Turkish businessperson (b. 1969, d. 2010)

Bekir Çınar (2 June 1969 – 16 August 2010) was a Turkish businessman. He became the president of Adana Demirspor in 2009 and served in this position for 1 year.

During his presidency, Çınar made a big impression after organizing a friendly match against Livorno, a Serie A team at the time. He established very warm and close relations with the club's fans, took all the debts of the club on himself and prevented the club from being completely expelled from the leagues.
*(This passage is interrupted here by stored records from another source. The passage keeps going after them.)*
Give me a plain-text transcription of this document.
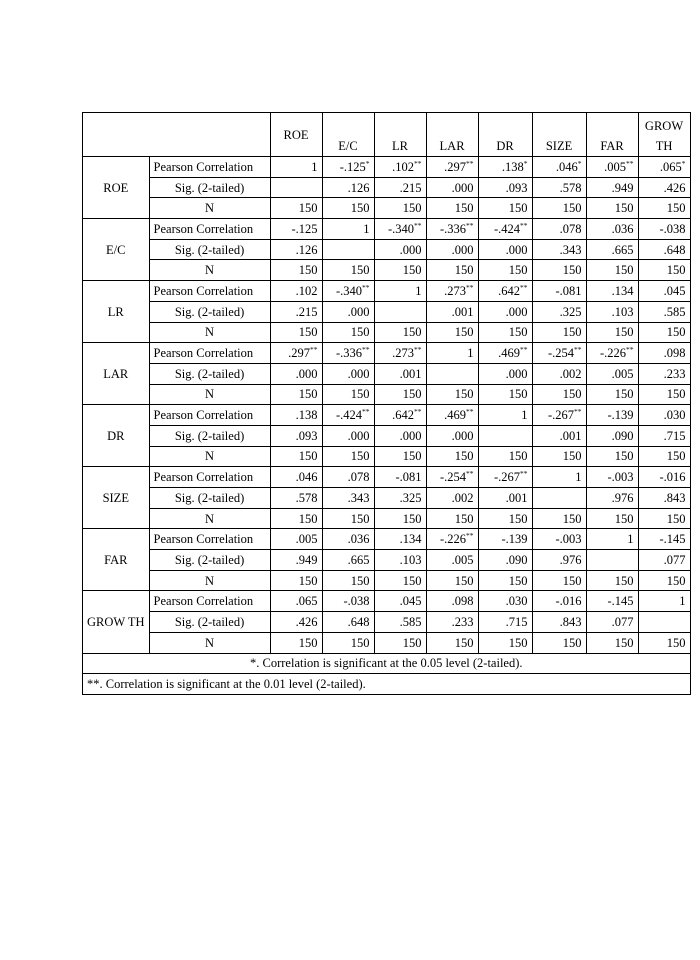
		ROE	E/C	LR	LAR	DR	SIZE	FAR	GROW TH
ROE	Pearson Correlation	1	-.125*	.102**	.297**	.138*	.046*	.005**	.065*
	Sig. (2-tailed)		.126	.215	.000	.093	.578	.949	.426
	N	150	150	150	150	150	150	150	150
E/C	Pearson Correlation	-.125	1	-.340**	-.336**	-.424**	.078	.036	-.038
	Sig. (2-tailed)	.126		.000	.000	.000	.343	.665	.648
	N	150	150	150	150	150	150	150	150
LR	Pearson Correlation	.102	-.340**	1	.273**	.642**	-.081	.134	.045
	Sig. (2-tailed)	.215	.000		.001	.000	.325	.103	.585
	N	150	150	150	150	150	150	150	150
LAR	Pearson Correlation	.297**	-.336**	.273**	1	.469**	-.254**	-.226**	.098
	Sig. (2-tailed)	.000	.000	.001		.000	.002	.005	.233
	N	150	150	150	150	150	150	150	150
DR	Pearson Correlation	.138	-.424**	.642**	.469**	1	-.267**	-.139	.030
	Sig. (2-tailed)	.093	.000	.000	.000		.001	.090	.715
	N	150	150	150	150	150	150	150	150
SIZE	Pearson Correlation	.046	.078	-.081	-.254**	-.267**	1	-.003	-.016
	Sig. (2-tailed)	.578	.343	.325	.002	.001		.976	.843
	N	150	150	150	150	150	150	150	150
FAR	Pearson Correlation	.005	.036	.134	-.226**	-.139	-.003	1	-.145
	Sig. (2-tailed)	.949	.665	.103	.005	.090	.976		.077
	N	150	150	150	150	150	150	150	150
GROW TH	Pearson Correlation	.065	-.038	.045	.098	.030	-.016	-.145	1
	Sig. (2-tailed)	.426	.648	.585	.233	.715	.843	.077	
	N	150	150	150	150	150	150	150	150
*. Correlation is significant at the 0.05 level (2-tailed).									
**. Correlation is significant at the 0.01 level (2-tailed).									
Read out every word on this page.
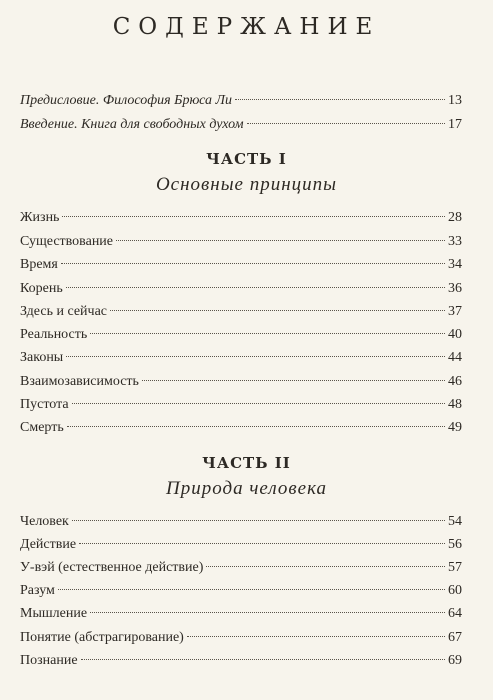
СОДЕРЖАНИЕ
Предисловие. Философия Брюса Ли	13
Введение. Книга для свободных духом	17
ЧАСТЬ I
Основные принципы
Жизнь	28
Существование	33
Время	34
Корень	36
Здесь и сейчас	37
Реальность	40
Законы	44
Взаимозависимость	46
Пустота	48
Смерть	49
ЧАСТЬ II
Природа человека
Человек	54
Действие	56
У-вэй (естественное действие)	57
Разум	60
Мышление	64
Понятие (абстрагирование)	67
Познание	69
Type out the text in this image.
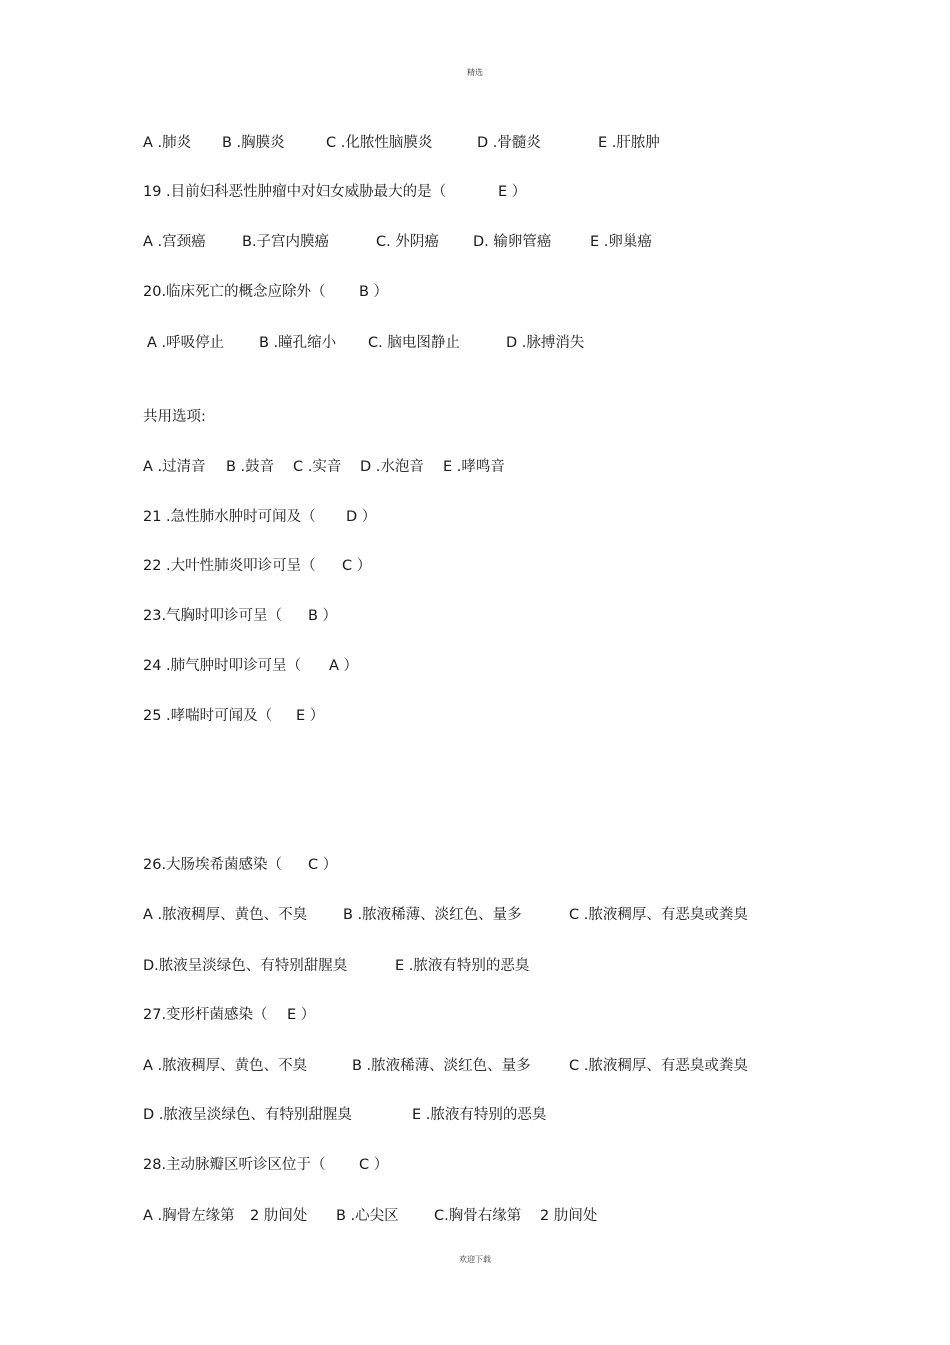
精选
A .肺炎 B .胸膜炎	C .化脓性脑膜炎	D .骨髓炎	E .肝脓肿
19 .目前妇科恶性肿瘤中对妇女威胁最大的是（	E ）
A .宫颈癌	B.子宫内膜癌	C. 外阴癌 D. 输卵管癌	E .卵巢癌
20.临床死亡的概念应除外（ B ）
A .呼吸停止 B .瞳孔缩小 C. 脑电图静止	D .脉搏消失
共用选项:
A .过清音 B .鼓音 C .实音 D .水泡音 E .哮鸣音
21 .急性肺水肿时可闻及（ D ）
22 .大叶性肺炎叩诊可呈（ C ）
23.气胸时叩诊可呈（ B ）
24 .肺气肿时叩诊可呈（ A ）
25 .哮喘时可闻及（ E ）
26.大肠埃希菌感染（ C ）
A .脓液稠厚、黄色、不臭 B .脓液稀薄、淡红色、量多	C .脓液稠厚、有恶臭或粪臭
D.脓液呈淡绿色、有特别甜腥臭	E .脓液有特别的恶臭
27.变形杆菌感染（ E ）
A .脓液稠厚、黄色、不臭	B .脓液稀薄、淡红色、量多	C .脓液稠厚、有恶臭或粪臭
D .脓液呈淡绿色、有特别甜腥臭	E .脓液有特别的恶臭
28.主动脉瓣区听诊区位于（ C ）
A .胸骨左缘第 2 肋间处 B .心尖区 C.胸骨右缘第 2 肋间处
欢迎下载
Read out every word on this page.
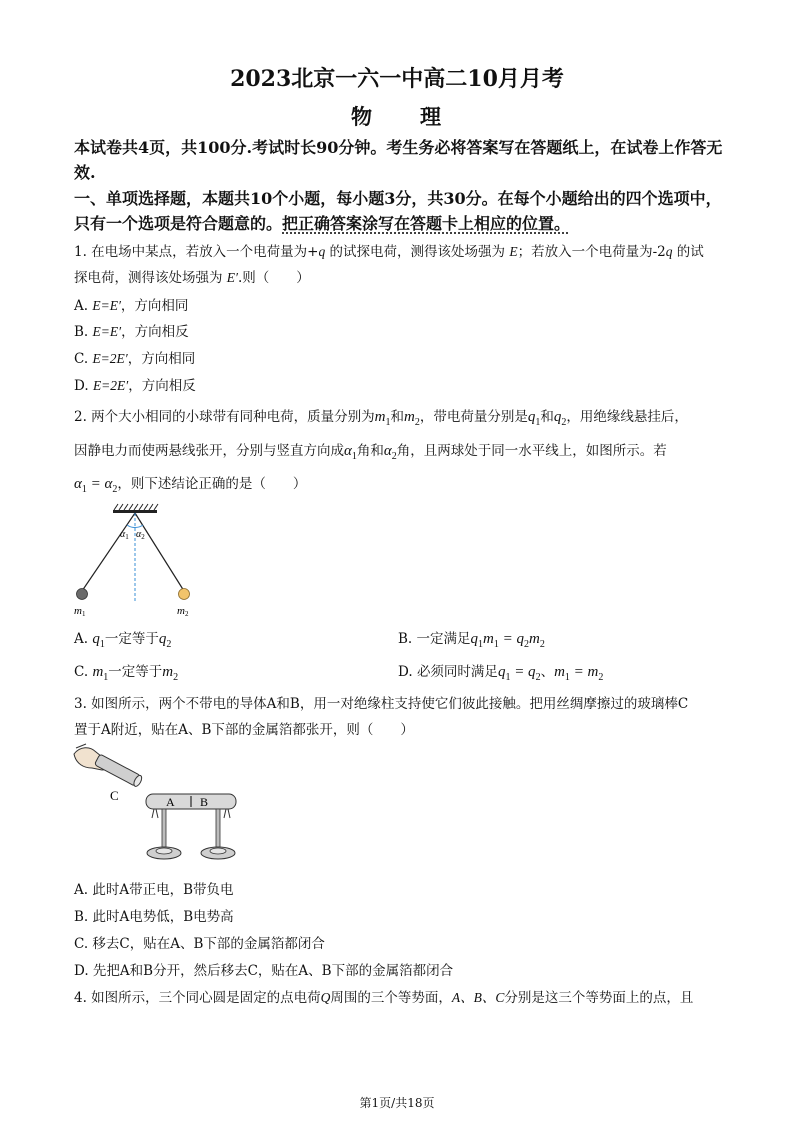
2023北京一六一中高二10月月考
物　　理
本试卷共4页，共100分.考试时长90分钟。考生务必将答案写在答题纸上，在试卷上作答无
效.
一、单项选择题，本题共10个小题，每小题3分，共30分。在每个小题给出的四个选项中，
只有一个选项是符合题意的。把正确答案涂写在答题卡上相应的位置。
1. 在电场中某点，若放入一个电荷量为+q 的试探电荷，测得该处场强为 E；若放入一个电荷量为-2q 的试
探电荷，测得该处场强为 E′.则（　　）
A. E=E′，方向相同
B. E=E′，方向相反
C. E=2E′，方向相同
D. E=2E′，方向相反
2. 两个大小相同的小球带有同种电荷，质量分别为$m_1$和$m_2$，带电荷量分别是$q_1$和$q_2$，用绝缘线悬挂后，
因静电力而使两悬线张开，分别与竖直方向成$\alpha_1$角和$\alpha_2$角，且两球处于同一水平线上，如图所示。若
$\alpha_1 = \alpha_2$，则下述结论正确的是（　　）
$\alpha_1$ $\alpha_2$
m1	m2
A. $q_1$一定等于$q_2$	B. 一定满足$q_1m_1 = q_2m_2$
C. $m_1$一定等于$m_2$	D. 必须同时满足$q_1 = q_2$、$m_1 = m_2$
3. 如图所示，两个不带电的导体A和B，用一对绝缘柱支持使它们彼此接触。把用丝绸摩擦过的玻璃棒C
置于A附近，贴在A、B下部的金属箔都张开，则（　　）
C	A B
A. 此时A带正电，B带负电
B. 此时A电势低，B电势高
C. 移去C，贴在A、B下部的金属箔都闭合
D. 先把A和B分开，然后移去C，贴在A、B下部的金属箔都闭合
4. 如图所示，三个同心圆是固定的点电荷Q周围的三个等势面，A、B、C分别是这三个等势面上的点，且
第1页/共18页
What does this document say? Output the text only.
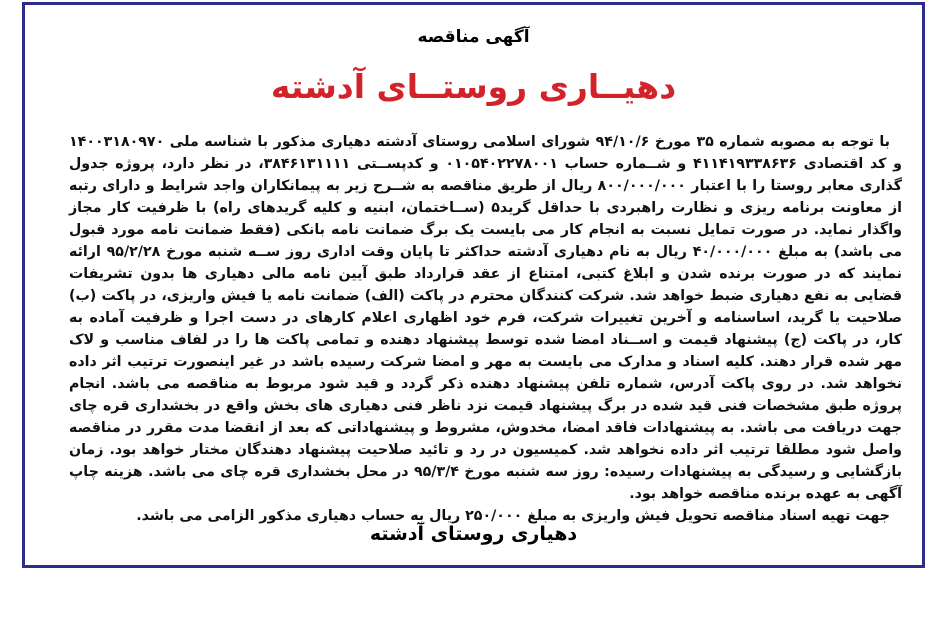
آگهی مناقصه
دهیــاری روستــای آدشته

با توجه به مصوبه شماره ۳۵ مورخ ۹۴/۱۰/۶ شورای اسلامی روستای آدشته دهیاری مذکور با شناسه ملی ۱۴۰۰۳۱۸۰۹۷۰ و کد اقتصادی ۴۱۱۴۱۹۳۳۸۶۳۶ و شــماره حساب ۰۱۰۵۴۰۲۲۷۸۰۰۱ و کدپســتی ۳۸۴۶۱۳۱۱۱۱، در نظر دارد، پروژه جدول گذاری معابر روستا را با اعتبار ۸۰۰/۰۰۰/۰۰۰ ریال از طریق مناقصه به شــرح زیر به پیمانکاران واجد شرایط و دارای رتبه از معاونت برنامه ریزی و نظارت راهبردی با حداقل گرید۵ (ســاختمان، ابنیه و کلیه گریدهای راه) با ظرفیت کار مجاز واگذار نماید. در صورت تمایل نسبت به انجام کار می بایست یک برگ ضمانت نامه بانکی (فقط ضمانت نامه مورد قبول می باشد) به مبلغ ۴۰/۰۰۰/۰۰۰ ریال به نام دهیاری آدشته حداکثر تا پایان وقت اداری روز ســه شنبه مورخ ۹۵/۲/۲۸ ارائه نمایند که در صورت برنده شدن و ابلاغ کتبی، امتناع از عقد قرارداد طبق آیین نامه مالی دهیاری ها بدون تشریفات قضایی به نفع دهیاری ضبط خواهد شد. شرکت کنندگان محترم در پاکت (الف) ضمانت نامه یا فیش واریزی، در پاکت (ب) صلاحیت یا گرید، اساسنامه و آخرین تغییرات شرکت، فرم خود اظهاری اعلام کارهای در دست اجرا و ظرفیت آماده به کار، در پاکت (ج) پیشنهاد قیمت و اســناد امضا شده توسط پیشنهاد دهنده و تمامی پاکت ها را در لفاف مناسب و لاک مهر شده قرار دهند. کلیه اسناد و مدارک می بایست به مهر و امضا شرکت رسیده باشد در غیر اینصورت ترتیب اثر داده نخواهد شد. در روی پاکت آدرس، شماره تلفن پیشنهاد دهنده ذکر گردد و قید شود مربوط به مناقصه می باشد. انجام پروژه طبق مشخصات فنی قید شده در برگ پیشنهاد قیمت نزد ناظر فنی دهیاری های بخش واقع در بخشداری قره چای جهت دریافت می باشد. به پیشنهادات فاقد امضا، مخدوش، مشروط و پیشنهاداتی که بعد از انقضا مدت مقرر در مناقصه واصل شود مطلقا ترتیب اثر داده نخواهد شد. کمیسیون در رد و تائید صلاحیت پیشنهاد دهندگان مختار خواهد بود. زمان بازگشایی و رسیدگی به پیشنهادات رسیده: روز سه شنبه مورخ ۹۵/۳/۴ در محل بخشداری قره چای می باشد. هزینه چاپ آگهی به عهده برنده مناقصه خواهد بود.

جهت تهیه اسناد مناقصه تحویل فیش واریزی به مبلغ ۲۵۰/۰۰۰ ریال به حساب دهیاری مذکور الزامی می باشد.

دهیاری روستای آدشته
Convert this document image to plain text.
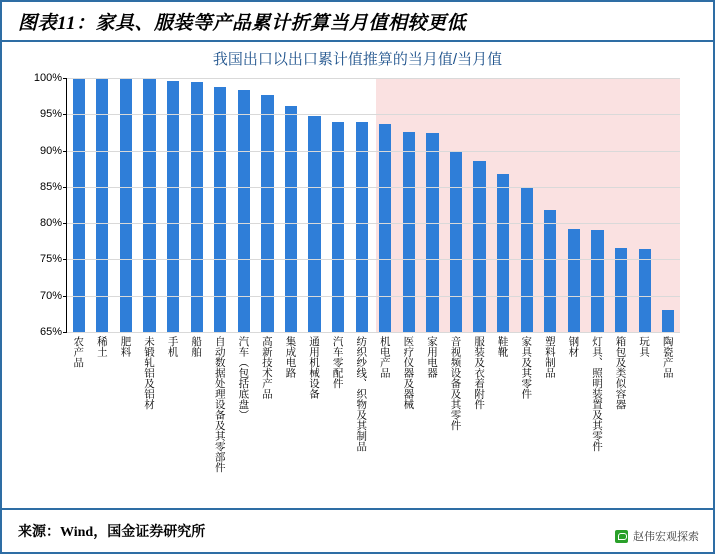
图表11：家具、服装等产品累计折算当月值相较更低
我国出口以出口累计值推算的当月值/当月值
65%
70%
75%
80%
85%
90%
95%
100%
农产品 稀土 肥料 未锻轧铝及铝材 手机 船舶 自动数据处理设备及其零部件 汽车（包括底盘） 高新技术产品 集成电路 通用机械设备 汽车零配件 纺织纱线、织物及其制品 机电产品 医疗仪器及器械 家用电器 音视频设备及其零件 服装及衣着附件 鞋靴 家具及其零件 塑料制品 钢材 灯具、照明装置及其零件 箱包及类似容器 玩具 陶瓷产品
来源：Wind，国金证券研究所	赵伟宏观探索
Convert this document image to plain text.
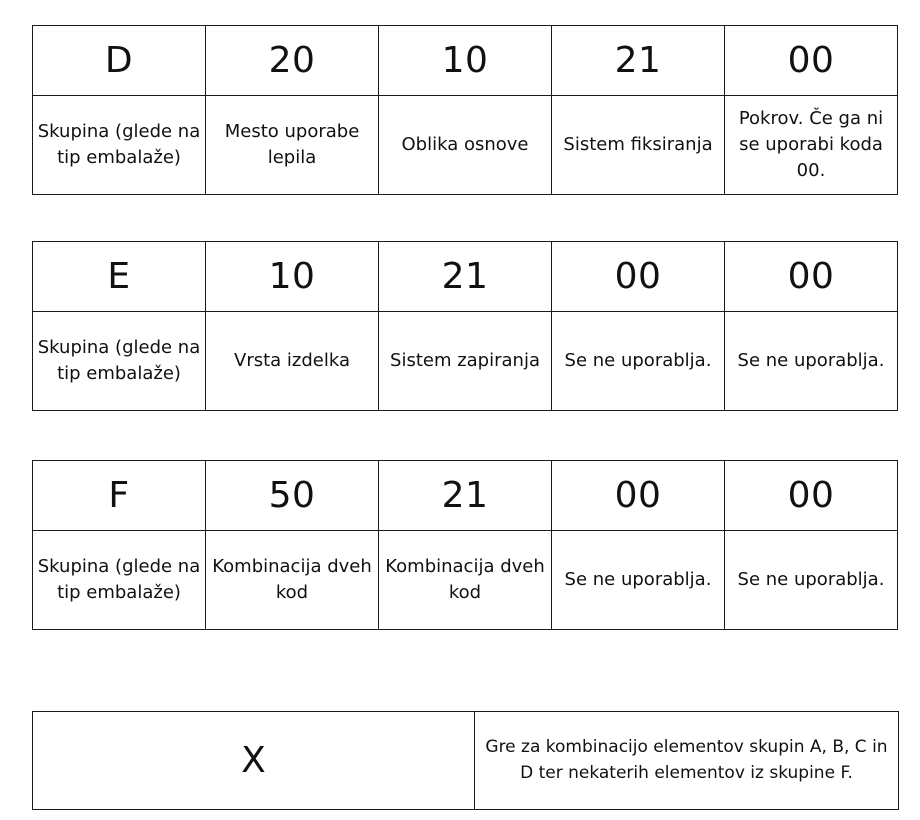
D	20	10	21	00
Skupina (glede na tip embalaže)	Mesto uporabe lepila	Oblika osnove	Sistem fiksiranja	Pokrov. Če ga ni se uporabi koda 00.
E	10	21	00	00
Skupina (glede na tip embalaže)	Vrsta izdelka	Sistem zapiranja	Se ne uporablja.	Se ne uporablja.
F	50	21	00	00
Skupina (glede na tip embalaže)	Kombinacija dveh kod	Kombinacija dveh kod	Se ne uporablja.	Se ne uporablja.
X	Gre za kombinacijo elementov skupin A, B, C in D ter nekaterih elementov iz skupine F.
Due to the debts he took on himself, he committed suicide on August 16, 2010, by hanging himself with a blue navy blue rope on the fire escape of the apartment building where he lived.

It was claimed that Çınar spent approximately 4 million TL out of his own pocket in the 2 years he was in charge of Adana Demirspor, of which he was able to get 1 million TL back, and that he had a lien on the remaining 3 million TL. It was also claimed that Çınar, who had a hard time due to the money he spent on Adana Demirspor and his inability to receive his progress payments, took money from loan sharks in return for interest as a last resort to get rid of his troubles.

Çınar's coffin was covered with Turkish and Adana Demirspor flags.

== Personal life ==
Çınar was married and was the father of three children.